Jetta is the first to go, and outside interference means that Charli Evans soon follows. Although I really want to see Chief Deputy take on Charli, as I feel they would really work well together in an extended match, but I think taking on Drew may be higher up on her agenda for now. Earlier exertions from Sexsmith get played on by the Chief but his ambition is his undoing and Jack hits his BDSM (Big Double Stompy Move) to get the belt.

Grade – B (a really well worked rumble and Jack can really carry a company, and the match helped develop a feud or two)

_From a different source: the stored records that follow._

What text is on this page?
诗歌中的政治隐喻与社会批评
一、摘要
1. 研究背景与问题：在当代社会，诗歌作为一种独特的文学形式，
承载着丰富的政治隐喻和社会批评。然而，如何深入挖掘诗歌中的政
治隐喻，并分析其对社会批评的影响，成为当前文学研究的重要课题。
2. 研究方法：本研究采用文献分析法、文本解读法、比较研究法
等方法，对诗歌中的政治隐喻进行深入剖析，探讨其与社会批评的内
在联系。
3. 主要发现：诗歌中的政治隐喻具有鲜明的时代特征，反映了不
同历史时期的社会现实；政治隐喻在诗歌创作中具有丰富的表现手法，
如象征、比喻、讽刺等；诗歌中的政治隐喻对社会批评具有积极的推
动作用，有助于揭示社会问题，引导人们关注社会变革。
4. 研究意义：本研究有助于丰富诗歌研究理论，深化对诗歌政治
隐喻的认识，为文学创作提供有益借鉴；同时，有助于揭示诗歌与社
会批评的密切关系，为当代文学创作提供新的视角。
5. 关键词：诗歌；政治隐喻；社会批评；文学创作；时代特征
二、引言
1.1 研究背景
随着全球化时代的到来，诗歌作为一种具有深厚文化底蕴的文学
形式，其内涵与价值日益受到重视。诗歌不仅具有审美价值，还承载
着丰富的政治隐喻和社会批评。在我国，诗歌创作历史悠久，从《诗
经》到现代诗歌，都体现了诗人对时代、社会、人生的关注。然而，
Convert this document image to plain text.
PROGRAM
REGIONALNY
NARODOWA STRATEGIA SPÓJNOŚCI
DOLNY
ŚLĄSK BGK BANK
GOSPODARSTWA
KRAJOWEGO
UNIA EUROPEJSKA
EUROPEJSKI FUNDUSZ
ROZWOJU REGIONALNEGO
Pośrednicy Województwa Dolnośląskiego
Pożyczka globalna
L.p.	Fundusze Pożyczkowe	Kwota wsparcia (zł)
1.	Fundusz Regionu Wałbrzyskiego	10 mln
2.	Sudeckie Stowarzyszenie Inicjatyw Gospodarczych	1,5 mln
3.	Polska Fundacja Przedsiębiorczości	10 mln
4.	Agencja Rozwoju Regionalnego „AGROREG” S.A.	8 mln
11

As always, this was an enjoyable show that had the variety that I’ve come to expect from Resurgence. The storyline of Fleeky AF vs Sanitarium permeated the show and acted as a continuous thread. I’m interested to see where Spike and Cara go from here and which challenges Jack Sexsmith will face. I won’t have to wait long to know because for their next show on 3rd March (Spinal Graps at Nottingham Contemporary) they have Jack Sexsmith scheduled to take on the Pride of Wales Eddie Dennis. Also announced is Fleeky AF (Candy Floss, Chakara and Sierra Loxton) vs Sanitarium (Jayde, Shax and NightShade) in a street fight.


Thanks to Wrestling Resurgence for allowing me early access to the video for this review.